I have been hoping they would start a blog for years. So I should be overjoyed.
Yet, I am not. I am disgusted. Because they so do not get the concept:
- The blog is not listed in the Technorati directory, on the TTLB ecosystem, or any other blog directory that I can find.
- As of right this second, there are 12,930 blog links to the front page of aclu.org. But just 46 links to the blog. Why? Maybe one reason is there is no link to the blog from the front page of the site. In contrast, stoptheaclu.com has 25,939 links. (These are raw numbers of links, not uniques, and obviously by the time you click on them, the figures will have changed. But I bet the proportions remain the same.) I mean, come on, I have 284 links.
- There is no freaking blogroll. There are nearly no links to any other blogs at all.
- They launched the blog in September, 2005, and I only stumbled upon it tonight by accident. Was there an announcement made at all? The first post wasn't even "Hey, We Have a Blog."
- In almost 13 months of operation, a grand total of 63 posts. Some months, no posts at all. Unsurprisingly, almost all of the recent posts have no comments.

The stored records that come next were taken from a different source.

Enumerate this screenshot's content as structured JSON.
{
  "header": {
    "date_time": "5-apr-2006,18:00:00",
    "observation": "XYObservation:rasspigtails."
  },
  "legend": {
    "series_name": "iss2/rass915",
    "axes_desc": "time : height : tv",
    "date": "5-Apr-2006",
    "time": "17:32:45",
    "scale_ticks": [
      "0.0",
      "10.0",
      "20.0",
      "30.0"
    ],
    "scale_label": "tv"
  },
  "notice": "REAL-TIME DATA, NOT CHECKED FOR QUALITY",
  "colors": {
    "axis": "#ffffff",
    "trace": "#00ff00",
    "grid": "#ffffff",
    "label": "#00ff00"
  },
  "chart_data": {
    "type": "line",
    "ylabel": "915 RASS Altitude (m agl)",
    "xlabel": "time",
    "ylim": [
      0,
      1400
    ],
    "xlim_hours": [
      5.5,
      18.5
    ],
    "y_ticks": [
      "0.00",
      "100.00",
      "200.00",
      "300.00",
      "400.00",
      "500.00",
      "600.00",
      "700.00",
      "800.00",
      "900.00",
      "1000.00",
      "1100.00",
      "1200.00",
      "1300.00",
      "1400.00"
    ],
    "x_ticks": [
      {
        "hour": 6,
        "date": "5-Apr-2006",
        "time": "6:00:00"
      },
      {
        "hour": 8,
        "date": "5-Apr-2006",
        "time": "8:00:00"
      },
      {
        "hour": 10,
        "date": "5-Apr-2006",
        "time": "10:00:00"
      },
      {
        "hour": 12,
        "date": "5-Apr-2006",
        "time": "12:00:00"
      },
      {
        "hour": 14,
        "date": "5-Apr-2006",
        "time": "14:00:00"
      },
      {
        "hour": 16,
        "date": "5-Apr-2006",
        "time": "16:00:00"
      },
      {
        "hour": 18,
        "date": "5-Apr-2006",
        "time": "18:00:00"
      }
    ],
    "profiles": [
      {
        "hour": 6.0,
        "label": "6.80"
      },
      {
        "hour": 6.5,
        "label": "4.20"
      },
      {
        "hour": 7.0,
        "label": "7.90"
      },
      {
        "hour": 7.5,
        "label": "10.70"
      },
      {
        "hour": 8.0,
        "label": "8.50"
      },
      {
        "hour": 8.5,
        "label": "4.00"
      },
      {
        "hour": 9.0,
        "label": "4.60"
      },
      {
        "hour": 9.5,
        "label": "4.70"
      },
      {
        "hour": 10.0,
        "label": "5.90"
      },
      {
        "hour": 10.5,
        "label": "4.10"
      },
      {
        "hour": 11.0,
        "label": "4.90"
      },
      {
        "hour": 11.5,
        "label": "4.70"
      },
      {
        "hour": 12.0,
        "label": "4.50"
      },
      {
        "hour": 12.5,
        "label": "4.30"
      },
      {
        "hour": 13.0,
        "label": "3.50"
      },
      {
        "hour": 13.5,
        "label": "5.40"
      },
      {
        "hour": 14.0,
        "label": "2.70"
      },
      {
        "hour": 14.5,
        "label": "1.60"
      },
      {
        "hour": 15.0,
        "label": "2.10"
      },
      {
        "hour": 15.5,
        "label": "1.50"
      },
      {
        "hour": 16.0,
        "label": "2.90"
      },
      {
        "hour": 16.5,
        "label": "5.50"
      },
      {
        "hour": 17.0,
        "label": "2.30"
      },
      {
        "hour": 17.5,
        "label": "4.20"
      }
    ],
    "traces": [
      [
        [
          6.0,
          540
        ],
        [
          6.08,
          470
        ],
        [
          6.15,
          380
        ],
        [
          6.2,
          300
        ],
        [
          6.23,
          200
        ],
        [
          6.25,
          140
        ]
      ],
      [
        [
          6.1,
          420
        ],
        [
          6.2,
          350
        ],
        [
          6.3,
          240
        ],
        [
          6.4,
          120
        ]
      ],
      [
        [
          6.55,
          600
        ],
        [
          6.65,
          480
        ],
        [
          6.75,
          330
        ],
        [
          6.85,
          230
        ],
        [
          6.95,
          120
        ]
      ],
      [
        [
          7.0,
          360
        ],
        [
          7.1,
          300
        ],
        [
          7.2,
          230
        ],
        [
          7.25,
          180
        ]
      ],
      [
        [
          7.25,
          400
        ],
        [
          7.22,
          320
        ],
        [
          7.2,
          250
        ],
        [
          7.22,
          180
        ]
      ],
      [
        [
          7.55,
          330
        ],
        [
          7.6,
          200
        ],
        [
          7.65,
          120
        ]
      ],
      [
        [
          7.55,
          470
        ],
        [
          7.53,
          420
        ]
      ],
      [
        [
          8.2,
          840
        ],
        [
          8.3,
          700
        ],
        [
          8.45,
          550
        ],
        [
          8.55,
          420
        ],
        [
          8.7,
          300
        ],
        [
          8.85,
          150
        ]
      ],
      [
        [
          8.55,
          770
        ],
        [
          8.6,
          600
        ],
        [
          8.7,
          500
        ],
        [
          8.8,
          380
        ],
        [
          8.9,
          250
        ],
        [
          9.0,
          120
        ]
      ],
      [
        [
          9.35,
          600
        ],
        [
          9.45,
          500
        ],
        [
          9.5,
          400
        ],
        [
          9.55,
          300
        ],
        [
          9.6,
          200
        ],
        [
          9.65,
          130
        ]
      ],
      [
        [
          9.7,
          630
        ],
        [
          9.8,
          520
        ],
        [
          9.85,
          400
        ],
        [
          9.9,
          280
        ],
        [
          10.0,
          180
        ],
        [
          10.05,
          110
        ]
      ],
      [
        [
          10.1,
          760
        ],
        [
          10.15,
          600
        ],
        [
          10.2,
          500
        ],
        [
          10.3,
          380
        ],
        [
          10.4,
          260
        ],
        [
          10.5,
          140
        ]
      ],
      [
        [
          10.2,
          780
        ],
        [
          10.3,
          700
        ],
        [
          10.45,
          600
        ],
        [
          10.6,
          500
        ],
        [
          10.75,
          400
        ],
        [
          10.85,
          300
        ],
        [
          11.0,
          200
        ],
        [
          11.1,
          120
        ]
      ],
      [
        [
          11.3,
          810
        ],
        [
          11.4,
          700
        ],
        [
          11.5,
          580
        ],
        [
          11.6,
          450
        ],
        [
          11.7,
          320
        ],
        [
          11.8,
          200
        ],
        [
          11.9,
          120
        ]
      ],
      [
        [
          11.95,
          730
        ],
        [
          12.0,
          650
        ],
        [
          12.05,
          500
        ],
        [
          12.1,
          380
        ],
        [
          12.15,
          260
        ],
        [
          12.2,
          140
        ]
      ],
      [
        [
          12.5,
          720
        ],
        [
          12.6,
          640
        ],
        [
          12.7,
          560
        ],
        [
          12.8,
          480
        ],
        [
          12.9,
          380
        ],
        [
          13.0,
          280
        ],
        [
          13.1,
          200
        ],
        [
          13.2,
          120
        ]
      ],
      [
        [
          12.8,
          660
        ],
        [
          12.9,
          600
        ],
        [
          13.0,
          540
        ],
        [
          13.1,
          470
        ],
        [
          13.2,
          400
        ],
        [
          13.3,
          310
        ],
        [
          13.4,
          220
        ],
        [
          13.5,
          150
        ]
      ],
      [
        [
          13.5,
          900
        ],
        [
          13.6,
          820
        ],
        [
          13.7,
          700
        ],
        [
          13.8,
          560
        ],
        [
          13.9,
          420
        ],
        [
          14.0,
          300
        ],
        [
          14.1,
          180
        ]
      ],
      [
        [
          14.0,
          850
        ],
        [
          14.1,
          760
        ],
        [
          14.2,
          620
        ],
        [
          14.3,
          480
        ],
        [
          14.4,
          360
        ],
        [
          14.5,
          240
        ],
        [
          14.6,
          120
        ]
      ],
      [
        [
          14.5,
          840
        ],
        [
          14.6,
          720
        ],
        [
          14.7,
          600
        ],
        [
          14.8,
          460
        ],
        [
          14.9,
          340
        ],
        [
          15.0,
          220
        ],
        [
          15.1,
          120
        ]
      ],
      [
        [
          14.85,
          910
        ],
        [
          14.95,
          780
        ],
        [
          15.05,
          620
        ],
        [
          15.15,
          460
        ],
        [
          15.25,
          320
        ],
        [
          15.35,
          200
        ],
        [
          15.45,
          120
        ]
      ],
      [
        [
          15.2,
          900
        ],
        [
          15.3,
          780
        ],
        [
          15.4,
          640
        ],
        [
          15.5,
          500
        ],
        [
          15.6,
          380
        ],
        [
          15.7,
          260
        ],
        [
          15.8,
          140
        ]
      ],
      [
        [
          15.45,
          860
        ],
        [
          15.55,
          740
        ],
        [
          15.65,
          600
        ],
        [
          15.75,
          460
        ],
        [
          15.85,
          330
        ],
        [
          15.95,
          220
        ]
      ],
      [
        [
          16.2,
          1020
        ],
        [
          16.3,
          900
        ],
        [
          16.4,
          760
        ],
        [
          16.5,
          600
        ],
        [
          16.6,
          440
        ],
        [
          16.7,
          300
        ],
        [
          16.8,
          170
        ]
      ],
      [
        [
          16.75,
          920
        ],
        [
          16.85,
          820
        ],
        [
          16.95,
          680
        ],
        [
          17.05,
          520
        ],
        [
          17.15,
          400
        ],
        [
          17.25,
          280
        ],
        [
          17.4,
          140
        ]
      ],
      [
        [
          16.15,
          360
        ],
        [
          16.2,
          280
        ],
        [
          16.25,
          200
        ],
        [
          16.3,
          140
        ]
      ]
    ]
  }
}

- The most recent post is from September 8 and the title is - I kid you not - "Report from the September 7 Senate Judiciary Committee Mark-Up."
This is horrible, in a word. They clearly have no one in the shop who understands the basics of blogging, and the leadership clearly don't care, if they know it exists at all. It's a magnificent opportunity squandered.
The blog format is perfect for the ACLU given its membership size, the amazing talent that it has on staff and in volunteer lawyers, the importance of the issues involved, and the vitriol launched at the organization on a hourly basis. Imagine a crew of really good staff bloggers engaging the ACLU's supporters and critics as events occur instead of leaving the online debate to alleged friends ("I do feel that they've become overly partisan in recent years ...."), dishonest hacks, nutjobs, dimwits, and their sworn enemies. Imagine guest posts by clients with heart-wrenching stories of having their civil liberties violated, by the lawyer who led the latest high-profile case to victory, by the lobbyist who sounds the alarm on yet another bill in Congress that threatens our constitutional rights. It would be devastating. Imagine how many passionate, intelligent, informed bloggers - lawyers or not, ACLU members or not - who would link to such discussions. Using blogs to spread the word and rally people to action would give the ACLU ten-fold more leverage than they get from just emailing their half a million members now. And that's not even to mention how effective a membership recruitment and a fundraising tool it would be.
I am disgusted because I really wished they got it. I have been a lifelong ACLU member and it pains me to see them not use this powerful tool that is lying right in front of them.